Hello Bill, I have a comment. I would discourage you to drop RhtsRequires. They seems quite essential to me. Rpm has a dependencies and their resolution in its nature. Why not leverage that? Why to reinvent the wheel? Is there so many problems supporting RhtsRequires? In the Satellite team, I can grep about 162 tests with RhtsRequires defined. The RhtsRequires has great thing, because I can login with an arbitrary machine and install test rpm by rpm -Uvh. I am afraid to loose this option with point (3) from your last comment.
Hi Simon, IIUC it's just the opposite. The goal is to give test better control over the environment: what get's installed and what uninstalled if have to be. Right now 'make run' completely ignores Requires and you have to install these packages manually. The feature 'make run' *attempts* to get everything needed and to check it will be kept.

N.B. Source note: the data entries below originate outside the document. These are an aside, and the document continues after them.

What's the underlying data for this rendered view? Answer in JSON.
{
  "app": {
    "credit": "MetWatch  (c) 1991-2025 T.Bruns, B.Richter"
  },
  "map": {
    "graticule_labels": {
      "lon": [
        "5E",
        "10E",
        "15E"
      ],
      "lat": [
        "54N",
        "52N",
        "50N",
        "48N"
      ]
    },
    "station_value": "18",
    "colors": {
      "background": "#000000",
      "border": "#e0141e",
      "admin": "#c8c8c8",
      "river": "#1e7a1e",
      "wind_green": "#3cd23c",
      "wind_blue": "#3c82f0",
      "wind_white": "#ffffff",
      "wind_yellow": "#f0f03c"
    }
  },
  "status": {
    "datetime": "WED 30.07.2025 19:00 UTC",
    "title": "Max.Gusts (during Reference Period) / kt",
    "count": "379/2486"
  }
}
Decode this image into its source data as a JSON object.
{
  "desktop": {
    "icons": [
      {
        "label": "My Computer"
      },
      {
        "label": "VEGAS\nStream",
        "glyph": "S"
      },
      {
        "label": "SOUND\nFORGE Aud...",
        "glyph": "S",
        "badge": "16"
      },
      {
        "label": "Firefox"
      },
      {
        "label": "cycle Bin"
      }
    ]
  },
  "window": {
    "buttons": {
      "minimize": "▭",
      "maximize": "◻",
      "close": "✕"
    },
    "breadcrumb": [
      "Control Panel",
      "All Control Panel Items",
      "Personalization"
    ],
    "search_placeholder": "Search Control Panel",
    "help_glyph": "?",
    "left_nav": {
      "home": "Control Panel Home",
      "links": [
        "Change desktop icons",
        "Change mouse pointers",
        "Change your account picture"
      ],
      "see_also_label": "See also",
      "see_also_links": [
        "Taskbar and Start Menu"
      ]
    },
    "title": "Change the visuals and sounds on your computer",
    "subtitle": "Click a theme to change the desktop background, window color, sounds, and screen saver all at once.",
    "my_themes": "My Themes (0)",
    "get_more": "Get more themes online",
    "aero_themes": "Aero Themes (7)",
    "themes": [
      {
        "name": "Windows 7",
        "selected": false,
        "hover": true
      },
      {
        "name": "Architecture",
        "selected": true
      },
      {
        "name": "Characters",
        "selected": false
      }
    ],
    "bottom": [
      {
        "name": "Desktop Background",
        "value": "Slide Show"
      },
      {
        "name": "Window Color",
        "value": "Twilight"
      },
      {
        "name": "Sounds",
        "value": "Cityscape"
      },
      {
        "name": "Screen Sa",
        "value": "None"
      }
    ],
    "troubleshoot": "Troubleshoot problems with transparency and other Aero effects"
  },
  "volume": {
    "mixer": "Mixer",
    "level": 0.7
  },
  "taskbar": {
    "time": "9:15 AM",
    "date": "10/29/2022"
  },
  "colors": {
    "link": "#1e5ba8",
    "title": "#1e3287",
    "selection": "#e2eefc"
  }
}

+1. It seems cool to check requirements before each test run automatically, not just during the installation. On the other hand does it mean, that 'make run' will have potential remove f.e whole desktop?
(In reply to comment #5) > +1. It seems cool to check requirements before each test run automatically, > not just during the installation. On the other hand does it mean, that > 'make run' will have potential remove f.e whole desktop? That is a possibility. But I would only suggest running tests on a test machine anyway. I wouldn't run any of these on my actual desktop machine. Even when developing a test I typically develop in a chroot or on another machine. While not strictly a requirement here, we would like to get away from using rpm as a task/test delivery mechanism. We are investigating URI's like http://path/to/tarball, git://location/in/git, etc.. Hope this makes sense.
Bulk reassignment of issues as Bill has moved to another team.